This SurReplay – made public on Twitter by attorney James K. Filan – responds to the Securities and Exchange Commission’s reply supporting its motion to strike Ripple’s fourth affirmative defense: lack of fair notice.
“In its Reply, the SEC relies on a report by Cornerstone Research, a private consulting firm, to argue for the first time that Ripple’s fair notice defense “fails” because, “[p]rior to suing Ripple, the SEC had already brought more than seventy cases that subjected other digital assets to the application of the federal securities laws.”
“The SEC asks this Court to take judicial notice of the “more than seventy cases” referenced in Appendix 1 of the report, which Cornerstone characterizes as “Cryptocurrency Enforcement Actions” — almost all of which the SEC never cited in its opening brief.”
“In any event, the SEC has mischaracterized the prior enforcement actions. If the Court were to consider the cases cited in the report, they support Ripple’s point that the enforcement action brought against it is unprecedented”, the document stated.
Attorney Jeremy Hogan, a lawyer siding with Ripple in this lawsuit, summed up the situation: “The SEC wants to argue that the 75 actions/lawsuits it brought against crypto companies the last 5-6 years somehow put Ripple on notice that XRP was a security.
“Ripple never held an ICO because the XRP ledger was ALREADY in existence when Ripple was formed. So, prior lawsuits against companies that held ICOs do NOT tend to show that Ripple had Fair Notice that what it was doing was illegal.

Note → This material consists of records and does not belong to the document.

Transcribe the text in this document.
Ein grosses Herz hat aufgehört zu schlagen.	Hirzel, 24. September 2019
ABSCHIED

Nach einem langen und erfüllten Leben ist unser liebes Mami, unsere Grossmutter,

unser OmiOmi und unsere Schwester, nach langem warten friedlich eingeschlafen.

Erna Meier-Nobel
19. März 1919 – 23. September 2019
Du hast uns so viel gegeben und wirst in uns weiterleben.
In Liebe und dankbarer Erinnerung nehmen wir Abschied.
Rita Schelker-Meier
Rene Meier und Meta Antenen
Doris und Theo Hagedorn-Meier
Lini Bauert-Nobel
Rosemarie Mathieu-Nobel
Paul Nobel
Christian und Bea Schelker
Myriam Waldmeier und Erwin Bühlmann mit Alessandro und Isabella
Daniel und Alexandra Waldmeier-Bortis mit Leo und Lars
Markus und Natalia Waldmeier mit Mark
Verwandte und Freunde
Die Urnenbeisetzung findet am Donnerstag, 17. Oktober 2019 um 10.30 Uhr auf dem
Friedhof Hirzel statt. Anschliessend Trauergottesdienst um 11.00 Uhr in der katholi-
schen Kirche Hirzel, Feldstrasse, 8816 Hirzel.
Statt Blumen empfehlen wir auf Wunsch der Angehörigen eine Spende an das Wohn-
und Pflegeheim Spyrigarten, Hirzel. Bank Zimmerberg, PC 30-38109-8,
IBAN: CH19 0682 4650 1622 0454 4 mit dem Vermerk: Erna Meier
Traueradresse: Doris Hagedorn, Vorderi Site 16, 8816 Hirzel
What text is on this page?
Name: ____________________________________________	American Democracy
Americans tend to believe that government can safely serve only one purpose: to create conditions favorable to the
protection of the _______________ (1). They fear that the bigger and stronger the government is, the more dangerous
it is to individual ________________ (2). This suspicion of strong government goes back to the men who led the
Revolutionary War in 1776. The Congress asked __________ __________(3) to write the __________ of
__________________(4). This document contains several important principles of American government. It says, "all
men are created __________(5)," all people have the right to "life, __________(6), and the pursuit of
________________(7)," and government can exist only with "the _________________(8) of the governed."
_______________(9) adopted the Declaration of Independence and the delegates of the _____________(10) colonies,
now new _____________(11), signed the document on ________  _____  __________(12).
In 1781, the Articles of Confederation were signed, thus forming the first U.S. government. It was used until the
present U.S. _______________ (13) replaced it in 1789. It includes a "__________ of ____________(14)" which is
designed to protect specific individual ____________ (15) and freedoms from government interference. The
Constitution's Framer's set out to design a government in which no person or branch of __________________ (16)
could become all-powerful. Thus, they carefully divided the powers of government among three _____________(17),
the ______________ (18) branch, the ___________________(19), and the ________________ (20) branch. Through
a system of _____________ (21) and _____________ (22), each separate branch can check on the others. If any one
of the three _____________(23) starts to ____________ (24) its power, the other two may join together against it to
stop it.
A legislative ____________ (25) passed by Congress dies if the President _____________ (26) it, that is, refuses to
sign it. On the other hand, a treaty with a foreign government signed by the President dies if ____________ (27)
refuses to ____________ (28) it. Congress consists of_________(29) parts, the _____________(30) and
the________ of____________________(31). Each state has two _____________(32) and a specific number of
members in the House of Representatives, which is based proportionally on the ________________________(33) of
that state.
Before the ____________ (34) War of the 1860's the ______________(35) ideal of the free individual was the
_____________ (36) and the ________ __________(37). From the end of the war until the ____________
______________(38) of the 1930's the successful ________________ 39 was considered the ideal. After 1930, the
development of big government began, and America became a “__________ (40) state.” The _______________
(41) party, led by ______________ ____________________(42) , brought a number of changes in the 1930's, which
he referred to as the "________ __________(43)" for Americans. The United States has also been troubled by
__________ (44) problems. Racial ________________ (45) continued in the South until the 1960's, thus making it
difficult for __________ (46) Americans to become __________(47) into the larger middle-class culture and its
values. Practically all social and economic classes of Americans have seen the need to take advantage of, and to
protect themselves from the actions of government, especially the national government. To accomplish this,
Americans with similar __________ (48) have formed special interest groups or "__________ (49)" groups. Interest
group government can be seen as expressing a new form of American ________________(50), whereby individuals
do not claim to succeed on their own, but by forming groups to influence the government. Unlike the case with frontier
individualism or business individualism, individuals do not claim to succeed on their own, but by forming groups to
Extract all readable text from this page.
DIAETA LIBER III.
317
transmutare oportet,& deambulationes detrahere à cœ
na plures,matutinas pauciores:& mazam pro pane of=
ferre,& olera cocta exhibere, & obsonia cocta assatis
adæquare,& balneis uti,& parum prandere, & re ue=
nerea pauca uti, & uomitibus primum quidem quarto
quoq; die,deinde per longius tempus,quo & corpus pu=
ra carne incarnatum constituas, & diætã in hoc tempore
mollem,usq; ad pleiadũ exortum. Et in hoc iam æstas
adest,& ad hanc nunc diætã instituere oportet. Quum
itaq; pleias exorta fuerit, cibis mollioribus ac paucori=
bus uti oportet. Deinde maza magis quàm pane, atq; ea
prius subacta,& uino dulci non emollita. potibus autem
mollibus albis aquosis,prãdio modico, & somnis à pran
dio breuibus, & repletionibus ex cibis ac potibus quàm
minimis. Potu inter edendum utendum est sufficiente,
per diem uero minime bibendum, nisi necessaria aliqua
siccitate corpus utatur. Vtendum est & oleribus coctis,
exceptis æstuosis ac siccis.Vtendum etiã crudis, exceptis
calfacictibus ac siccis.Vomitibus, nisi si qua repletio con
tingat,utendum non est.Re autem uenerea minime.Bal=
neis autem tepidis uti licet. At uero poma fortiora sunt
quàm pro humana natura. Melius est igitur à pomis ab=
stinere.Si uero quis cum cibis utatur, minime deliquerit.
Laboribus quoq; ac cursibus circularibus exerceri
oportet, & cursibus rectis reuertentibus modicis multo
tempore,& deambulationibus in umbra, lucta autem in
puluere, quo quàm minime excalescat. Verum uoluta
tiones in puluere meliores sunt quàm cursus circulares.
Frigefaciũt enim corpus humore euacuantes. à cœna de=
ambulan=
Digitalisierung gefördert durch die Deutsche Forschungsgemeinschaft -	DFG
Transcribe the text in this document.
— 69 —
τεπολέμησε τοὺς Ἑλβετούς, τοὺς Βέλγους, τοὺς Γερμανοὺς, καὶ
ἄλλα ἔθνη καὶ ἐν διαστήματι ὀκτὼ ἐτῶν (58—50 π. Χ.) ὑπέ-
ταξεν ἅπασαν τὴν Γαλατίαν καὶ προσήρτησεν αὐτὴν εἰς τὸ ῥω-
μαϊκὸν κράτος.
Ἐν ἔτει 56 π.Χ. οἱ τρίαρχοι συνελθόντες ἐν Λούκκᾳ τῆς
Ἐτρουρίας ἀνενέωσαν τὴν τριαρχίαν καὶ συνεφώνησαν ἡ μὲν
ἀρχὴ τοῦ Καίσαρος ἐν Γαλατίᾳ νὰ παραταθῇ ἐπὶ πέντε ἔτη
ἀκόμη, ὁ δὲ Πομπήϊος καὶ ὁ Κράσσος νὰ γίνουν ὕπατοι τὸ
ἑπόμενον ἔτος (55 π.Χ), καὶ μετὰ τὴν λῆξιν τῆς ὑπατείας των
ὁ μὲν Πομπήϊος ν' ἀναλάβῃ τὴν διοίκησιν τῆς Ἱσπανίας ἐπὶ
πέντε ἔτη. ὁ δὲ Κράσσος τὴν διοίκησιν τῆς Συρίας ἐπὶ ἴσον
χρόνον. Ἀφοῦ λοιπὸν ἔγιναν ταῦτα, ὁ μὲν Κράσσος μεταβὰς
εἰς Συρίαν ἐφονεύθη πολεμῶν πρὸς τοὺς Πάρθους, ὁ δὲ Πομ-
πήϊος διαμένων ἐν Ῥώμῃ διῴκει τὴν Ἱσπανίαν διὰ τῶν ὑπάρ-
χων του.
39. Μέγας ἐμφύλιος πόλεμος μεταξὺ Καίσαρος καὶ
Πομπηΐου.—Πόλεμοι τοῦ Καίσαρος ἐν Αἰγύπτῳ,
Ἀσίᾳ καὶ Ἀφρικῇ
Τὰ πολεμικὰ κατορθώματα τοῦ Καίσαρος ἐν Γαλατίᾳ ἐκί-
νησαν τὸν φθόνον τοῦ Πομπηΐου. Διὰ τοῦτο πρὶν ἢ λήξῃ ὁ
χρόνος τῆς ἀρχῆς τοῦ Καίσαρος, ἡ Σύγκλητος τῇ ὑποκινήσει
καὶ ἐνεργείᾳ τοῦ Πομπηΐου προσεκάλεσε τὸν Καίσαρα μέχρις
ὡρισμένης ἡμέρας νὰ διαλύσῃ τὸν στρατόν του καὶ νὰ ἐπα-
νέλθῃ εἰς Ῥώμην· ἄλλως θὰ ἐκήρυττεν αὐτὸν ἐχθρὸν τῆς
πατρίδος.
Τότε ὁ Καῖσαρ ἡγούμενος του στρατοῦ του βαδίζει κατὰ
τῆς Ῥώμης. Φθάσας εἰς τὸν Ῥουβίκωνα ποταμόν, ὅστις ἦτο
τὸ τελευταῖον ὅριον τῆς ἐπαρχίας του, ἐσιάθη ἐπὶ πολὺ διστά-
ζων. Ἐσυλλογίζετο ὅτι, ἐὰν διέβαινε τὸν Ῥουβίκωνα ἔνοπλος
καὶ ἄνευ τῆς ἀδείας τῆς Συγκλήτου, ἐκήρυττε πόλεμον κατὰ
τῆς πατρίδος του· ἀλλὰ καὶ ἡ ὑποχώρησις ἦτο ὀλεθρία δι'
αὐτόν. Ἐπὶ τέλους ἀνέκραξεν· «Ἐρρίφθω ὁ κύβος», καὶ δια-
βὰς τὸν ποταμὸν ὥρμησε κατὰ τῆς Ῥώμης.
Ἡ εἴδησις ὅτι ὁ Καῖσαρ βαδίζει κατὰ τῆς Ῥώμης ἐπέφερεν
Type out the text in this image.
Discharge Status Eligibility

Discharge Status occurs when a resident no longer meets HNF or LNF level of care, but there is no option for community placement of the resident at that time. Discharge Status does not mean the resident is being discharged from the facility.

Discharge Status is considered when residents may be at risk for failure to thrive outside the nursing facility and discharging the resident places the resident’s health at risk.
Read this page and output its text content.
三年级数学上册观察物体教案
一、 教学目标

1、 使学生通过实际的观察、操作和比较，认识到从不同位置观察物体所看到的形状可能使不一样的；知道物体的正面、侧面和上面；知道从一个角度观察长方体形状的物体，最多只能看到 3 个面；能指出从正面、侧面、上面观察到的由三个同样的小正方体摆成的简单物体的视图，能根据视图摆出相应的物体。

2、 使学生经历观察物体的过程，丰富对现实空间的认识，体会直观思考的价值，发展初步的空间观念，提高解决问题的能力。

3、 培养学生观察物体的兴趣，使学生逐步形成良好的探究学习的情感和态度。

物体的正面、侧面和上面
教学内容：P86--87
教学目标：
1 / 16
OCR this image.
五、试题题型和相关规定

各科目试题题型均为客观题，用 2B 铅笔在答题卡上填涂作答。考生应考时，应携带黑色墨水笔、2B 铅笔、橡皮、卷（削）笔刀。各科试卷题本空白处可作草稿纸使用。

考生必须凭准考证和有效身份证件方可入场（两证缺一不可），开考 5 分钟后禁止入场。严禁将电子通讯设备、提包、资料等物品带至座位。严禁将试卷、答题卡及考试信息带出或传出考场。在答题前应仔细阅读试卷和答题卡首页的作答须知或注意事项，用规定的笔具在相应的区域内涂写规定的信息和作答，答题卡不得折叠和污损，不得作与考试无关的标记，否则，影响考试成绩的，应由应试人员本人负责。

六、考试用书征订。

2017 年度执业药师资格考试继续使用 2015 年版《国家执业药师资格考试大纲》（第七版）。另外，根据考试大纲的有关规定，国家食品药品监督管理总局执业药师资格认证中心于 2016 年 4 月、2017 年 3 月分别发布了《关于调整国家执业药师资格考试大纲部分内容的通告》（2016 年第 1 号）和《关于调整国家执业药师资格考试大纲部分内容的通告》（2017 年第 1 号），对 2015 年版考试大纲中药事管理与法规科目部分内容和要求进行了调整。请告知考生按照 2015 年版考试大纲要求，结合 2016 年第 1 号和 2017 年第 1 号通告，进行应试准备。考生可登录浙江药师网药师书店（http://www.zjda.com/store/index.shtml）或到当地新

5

Ripple is making an important distinction here”, he continued.
Yesterday, the SEC fought back and responded to the defendant’s SurReply saying Ripple Labs’ argument is based on an incorrect characterization of the “fair notice” defense.
“Fair notice does not require such exact factual correspondence, and Ripple cites no case that suggests anything to the contrary”, the SEC stated, further citing a recent ruling (United States v. Zaslavskyi) rejecting criminal defendant’s contention that “the United States securities laws are unconstitutionally vague as applied to cryptocurrencies.
“Rather, the ‘abundance of caselaw interpreting and applying at all levels of judiciary, as well as related guidance issued by the SEC as to the scope of its regulatory authority and enforcement power, provide all the notice that is constitutionally required’”.
The SEC argued that giving in to the defendant’s fair notice argument would nullify the Howie Test and its progeny’s “flexible rather than…static principle” if a “fair notice defense can defeat any claim involving an investment product that is not identical to one previously deemed a security.
The Fair Notice affirmative defense is Ripple’s most important argument against the SEC’s accusations. The firm has called for a summary judgment on that defense. Attorney Jeremy Hogan has recently stated that if Ripple wins such judgment, the precedent “could save the industry from the SEC”.
The lawsuit between the SEC and Ripple is most likely ending in a pre-trial settlement. 96% of all SEC cases are settled before trial, of which 60% before litigation and 90% in discovery. Mr. Hogan has recently presented his view on what a settlement may look like. One of the main points is that it could bottleneck the flow of XRP.
Anyway, Ripple may still lose the lawsuit. CEO Brad Garlinghouse told CNN the firm is ready to march on without the XRP if it loses the legal battle against the US regulator.
In the meantime, the world keeps dealing with the emergency of the cryptocurrency ecosystem. El Salvador has just approved Bitcoin as legal tender, with unforeseen consequences.
In the United States, however, the American Bankers Association has just warned the Senate against central bank digital currencies, a much desired market for Ripple.
ABA said CBDC proponents take a “highlight reel” approach to describing CBDC, “cherry-picking all the perceived benefits, while downplaying the serious risks to consumers and our financial system.”